For decades, the United States was the world’s technological leader, manufacturing every item that we used. We led the world in vehicle design and manufacturing, supported by a huge steel industry that no longer exists. Innovation came from American companies, not foreign knockoffs.

We would be speaking Japanese or German today if it wasn’t for our manufacturing capacity during World War II. We built more than 2 million trucks, 300,000 aircraft, 22 aircraft carriers and tons more war material. We produced eight times more oil than the rest of the world.

Today, third-world countries are stealing our jobs, making America the new third world, while China has the fastest-growing economy and is the world’s largest exporter. Why? China is not over taxed, over regulated or union controlled, thereby enabling their companies to manufacture at a lower cost than we can produce goods. The United States has lost 5.5 million manufacturing jobs in the last 10 years.

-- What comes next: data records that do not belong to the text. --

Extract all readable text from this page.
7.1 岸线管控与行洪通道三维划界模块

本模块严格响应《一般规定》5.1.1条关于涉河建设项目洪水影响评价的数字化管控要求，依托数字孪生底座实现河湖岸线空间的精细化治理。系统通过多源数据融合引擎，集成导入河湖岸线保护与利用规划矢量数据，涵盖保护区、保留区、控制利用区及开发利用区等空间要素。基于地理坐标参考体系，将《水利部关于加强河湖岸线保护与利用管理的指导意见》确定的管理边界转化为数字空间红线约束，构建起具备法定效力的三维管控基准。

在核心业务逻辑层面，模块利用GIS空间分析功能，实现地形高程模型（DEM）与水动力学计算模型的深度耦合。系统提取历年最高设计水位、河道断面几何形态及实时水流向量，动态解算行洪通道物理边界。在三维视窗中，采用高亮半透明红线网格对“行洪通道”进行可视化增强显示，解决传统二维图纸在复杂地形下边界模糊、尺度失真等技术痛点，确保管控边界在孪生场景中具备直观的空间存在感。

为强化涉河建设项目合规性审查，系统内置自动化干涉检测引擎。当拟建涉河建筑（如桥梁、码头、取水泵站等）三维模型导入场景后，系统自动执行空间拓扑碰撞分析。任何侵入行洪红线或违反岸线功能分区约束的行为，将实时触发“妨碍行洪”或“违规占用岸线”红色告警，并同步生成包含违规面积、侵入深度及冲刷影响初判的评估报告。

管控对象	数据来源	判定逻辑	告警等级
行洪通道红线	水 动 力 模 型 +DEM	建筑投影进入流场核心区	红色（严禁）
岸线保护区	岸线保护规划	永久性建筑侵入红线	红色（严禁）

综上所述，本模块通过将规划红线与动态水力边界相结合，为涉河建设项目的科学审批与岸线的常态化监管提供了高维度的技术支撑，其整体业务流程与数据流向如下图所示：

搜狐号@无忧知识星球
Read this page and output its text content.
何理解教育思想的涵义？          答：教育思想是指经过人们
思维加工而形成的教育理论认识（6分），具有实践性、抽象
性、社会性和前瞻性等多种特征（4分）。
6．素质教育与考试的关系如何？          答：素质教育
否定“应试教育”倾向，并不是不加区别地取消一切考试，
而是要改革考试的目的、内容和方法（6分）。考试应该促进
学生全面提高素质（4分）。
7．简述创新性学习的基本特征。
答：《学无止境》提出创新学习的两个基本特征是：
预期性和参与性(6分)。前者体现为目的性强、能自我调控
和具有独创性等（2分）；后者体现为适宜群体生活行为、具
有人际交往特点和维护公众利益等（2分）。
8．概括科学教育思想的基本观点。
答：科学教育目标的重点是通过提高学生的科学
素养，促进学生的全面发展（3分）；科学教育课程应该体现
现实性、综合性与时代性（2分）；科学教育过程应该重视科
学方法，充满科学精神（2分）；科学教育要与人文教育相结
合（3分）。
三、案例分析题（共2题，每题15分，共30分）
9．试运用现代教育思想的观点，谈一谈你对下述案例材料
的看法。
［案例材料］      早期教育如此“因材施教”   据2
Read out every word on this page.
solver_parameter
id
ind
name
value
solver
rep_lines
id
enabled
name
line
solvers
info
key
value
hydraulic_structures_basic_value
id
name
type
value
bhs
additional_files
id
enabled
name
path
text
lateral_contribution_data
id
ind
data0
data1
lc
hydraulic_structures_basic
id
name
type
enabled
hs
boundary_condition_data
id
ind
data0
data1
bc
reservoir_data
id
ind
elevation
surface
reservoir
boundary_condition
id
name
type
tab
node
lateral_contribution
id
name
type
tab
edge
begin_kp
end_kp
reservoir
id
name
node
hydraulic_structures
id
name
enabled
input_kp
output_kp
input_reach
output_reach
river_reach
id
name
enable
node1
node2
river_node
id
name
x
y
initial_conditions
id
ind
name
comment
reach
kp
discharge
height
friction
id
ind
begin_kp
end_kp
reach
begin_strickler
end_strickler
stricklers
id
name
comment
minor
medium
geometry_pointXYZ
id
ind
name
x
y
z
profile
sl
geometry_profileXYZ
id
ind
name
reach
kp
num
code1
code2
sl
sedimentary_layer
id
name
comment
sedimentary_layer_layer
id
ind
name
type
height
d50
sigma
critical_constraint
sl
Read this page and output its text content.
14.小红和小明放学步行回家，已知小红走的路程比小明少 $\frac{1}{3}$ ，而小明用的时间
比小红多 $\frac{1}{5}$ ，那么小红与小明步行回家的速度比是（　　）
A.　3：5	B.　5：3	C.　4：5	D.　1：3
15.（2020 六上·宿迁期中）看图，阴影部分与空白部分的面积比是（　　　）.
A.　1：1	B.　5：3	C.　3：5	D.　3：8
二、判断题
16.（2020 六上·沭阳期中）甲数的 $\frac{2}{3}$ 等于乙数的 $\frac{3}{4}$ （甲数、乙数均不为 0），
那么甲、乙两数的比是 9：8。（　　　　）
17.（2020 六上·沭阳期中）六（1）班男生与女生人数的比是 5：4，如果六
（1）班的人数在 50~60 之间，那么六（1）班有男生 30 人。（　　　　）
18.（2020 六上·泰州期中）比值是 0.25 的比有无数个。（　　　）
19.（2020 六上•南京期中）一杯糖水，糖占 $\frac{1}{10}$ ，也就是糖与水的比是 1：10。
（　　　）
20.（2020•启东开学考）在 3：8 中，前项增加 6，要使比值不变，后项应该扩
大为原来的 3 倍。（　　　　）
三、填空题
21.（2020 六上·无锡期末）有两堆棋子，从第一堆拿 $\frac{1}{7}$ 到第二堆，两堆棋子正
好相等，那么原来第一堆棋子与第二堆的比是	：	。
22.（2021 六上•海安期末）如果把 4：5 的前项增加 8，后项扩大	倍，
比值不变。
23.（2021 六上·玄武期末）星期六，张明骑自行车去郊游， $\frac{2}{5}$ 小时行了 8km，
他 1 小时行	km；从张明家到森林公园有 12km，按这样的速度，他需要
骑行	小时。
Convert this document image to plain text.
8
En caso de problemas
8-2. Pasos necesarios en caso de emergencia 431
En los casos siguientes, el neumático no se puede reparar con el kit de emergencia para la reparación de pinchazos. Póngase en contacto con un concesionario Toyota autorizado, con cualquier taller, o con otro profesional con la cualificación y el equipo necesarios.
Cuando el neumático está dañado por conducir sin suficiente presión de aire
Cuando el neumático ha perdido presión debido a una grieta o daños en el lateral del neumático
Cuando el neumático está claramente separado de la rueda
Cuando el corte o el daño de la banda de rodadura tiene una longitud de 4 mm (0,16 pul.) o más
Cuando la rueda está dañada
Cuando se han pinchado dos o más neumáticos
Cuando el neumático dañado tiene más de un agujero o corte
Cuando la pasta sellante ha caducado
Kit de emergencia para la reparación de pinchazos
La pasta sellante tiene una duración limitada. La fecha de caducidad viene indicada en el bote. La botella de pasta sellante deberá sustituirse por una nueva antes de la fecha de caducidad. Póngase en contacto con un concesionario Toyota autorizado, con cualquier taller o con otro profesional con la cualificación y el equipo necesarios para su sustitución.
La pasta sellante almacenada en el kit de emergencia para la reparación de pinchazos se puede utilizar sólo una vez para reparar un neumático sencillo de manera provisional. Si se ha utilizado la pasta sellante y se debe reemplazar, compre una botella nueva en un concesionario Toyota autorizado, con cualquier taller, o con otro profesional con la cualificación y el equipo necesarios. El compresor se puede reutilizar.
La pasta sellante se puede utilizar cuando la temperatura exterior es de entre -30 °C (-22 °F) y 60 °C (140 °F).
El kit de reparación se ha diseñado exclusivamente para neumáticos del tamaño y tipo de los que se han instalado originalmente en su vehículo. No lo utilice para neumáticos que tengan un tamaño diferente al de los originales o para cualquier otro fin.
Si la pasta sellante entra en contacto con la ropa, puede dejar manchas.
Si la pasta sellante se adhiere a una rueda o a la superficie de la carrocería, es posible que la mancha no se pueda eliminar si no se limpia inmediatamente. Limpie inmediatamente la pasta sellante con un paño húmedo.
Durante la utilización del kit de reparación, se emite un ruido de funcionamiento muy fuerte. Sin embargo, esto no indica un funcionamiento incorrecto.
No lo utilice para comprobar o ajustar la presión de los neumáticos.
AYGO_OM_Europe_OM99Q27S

Our county’s very survival will depend on getting manufacturing jobs back in this country. To accomplish this, the government must establish a tariff to be applied to all goods imported into this country at a cost lower than that which Americans can make the same goods. If we want more manufacturers to build factories here, corporate taxes will have to be reduced significantly. The government needs to eliminate oppressive corporate regulations and mandates, which add to the cost of running a business.

Forget about free trade. It’s time that we look after ourselves and not the rest of the world.

Calderone is a conservative who lives in Midway. He is a professional salesperson and for 30 years has written articles for trade publications in various fields. He was a Courier columnist from 2006-07.